There is very little dialogue, but no lack of character or emotion; this film goes to places which I’ve not seen anywhere else. It has powerful moments, but overall it’s a very calm, soothing story. The best adjective, though, has to be “beautiful.” That’s a perfect summary for this film.
3-Iron is a stupid title for a special movie. The literal translation of the Korean name is “Empty Homes,” which is an absolutely perfect title. I don’t know why they chose “3-Iron” — it refers to a not-overly-significant plot device. “Empty Homes” pretty much nails the plot and the theme all at once.
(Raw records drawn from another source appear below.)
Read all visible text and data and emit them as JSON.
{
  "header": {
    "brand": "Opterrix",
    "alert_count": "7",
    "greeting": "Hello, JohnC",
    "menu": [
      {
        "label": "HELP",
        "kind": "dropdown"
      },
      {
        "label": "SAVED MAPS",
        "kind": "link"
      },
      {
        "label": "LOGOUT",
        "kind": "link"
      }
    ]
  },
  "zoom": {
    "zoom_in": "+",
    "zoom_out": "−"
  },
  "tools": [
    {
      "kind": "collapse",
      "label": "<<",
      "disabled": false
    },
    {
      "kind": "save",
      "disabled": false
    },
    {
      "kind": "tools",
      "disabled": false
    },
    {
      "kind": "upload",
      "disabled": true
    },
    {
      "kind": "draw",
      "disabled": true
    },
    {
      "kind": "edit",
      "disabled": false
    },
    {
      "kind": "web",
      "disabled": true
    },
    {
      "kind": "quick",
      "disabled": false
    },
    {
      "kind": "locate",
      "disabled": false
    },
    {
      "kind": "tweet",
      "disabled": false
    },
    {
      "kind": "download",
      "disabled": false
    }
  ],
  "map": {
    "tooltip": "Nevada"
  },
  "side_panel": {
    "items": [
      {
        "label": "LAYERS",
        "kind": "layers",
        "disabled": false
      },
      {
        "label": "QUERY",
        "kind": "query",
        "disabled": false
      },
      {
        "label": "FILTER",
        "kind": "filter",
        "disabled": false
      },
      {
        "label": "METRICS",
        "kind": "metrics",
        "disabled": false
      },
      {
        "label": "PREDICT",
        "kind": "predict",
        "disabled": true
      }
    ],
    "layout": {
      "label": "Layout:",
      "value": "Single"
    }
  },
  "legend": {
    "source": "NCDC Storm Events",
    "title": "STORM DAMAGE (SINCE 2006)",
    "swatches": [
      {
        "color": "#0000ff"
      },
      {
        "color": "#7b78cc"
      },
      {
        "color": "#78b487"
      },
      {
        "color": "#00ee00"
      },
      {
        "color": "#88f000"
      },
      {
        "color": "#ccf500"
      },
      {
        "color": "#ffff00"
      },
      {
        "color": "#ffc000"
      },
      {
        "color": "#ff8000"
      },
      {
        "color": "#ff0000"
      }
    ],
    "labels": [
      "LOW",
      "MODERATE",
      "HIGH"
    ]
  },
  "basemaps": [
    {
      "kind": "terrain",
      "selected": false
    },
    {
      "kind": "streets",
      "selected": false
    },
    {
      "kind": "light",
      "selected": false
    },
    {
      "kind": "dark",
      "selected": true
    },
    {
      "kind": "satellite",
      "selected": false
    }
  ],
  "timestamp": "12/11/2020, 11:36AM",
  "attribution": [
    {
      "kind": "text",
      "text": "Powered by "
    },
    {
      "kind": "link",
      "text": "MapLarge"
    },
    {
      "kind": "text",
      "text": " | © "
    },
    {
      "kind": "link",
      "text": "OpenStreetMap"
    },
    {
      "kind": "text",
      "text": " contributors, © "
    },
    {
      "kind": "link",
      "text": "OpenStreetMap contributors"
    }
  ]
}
When you live in South Korea, every time you come home you need to remove a bunch of food delivery fliers from your front door (even in an apartment building — you can take my word on that). Tae-suk drives around on his scooter taping these up (though it’s never clear if he actually works for the restaurant whose fliers he posts). He’ll then return that night, and if a flier remains unremoved, he’ll assume the homeowner is away on a trip. He picks the lock, goes in, and spends the night; he’ll make himself dinner, listen to some music, essentially become the resident for the night, and leave only one small, deliberate trace that he’s been there, to be a source of mystery when the proper residents return. At this point in the story, he comes across as a pretty big creep.
One of the houses he assumes ownership of isn’t quite empty: a woman is still there — Sun-hwa, a wife, unhappy and abused by her husband — and he doesn’t notice her, but she notices him, and she watches him as he makes himself comfortable in her home. When they do meet, he saves her from her cruel husband (by nailing him with golf balls, driven by a 3-Iron — get it?), and she joins him in his drifter life.
They’re both happy, but of course complications arise; by the end circumstances dictate that they can’t be together anymore, and yet he finds a way, and it’s something out of a fairy tale — impossible, even ridiculous, but quite wonderful.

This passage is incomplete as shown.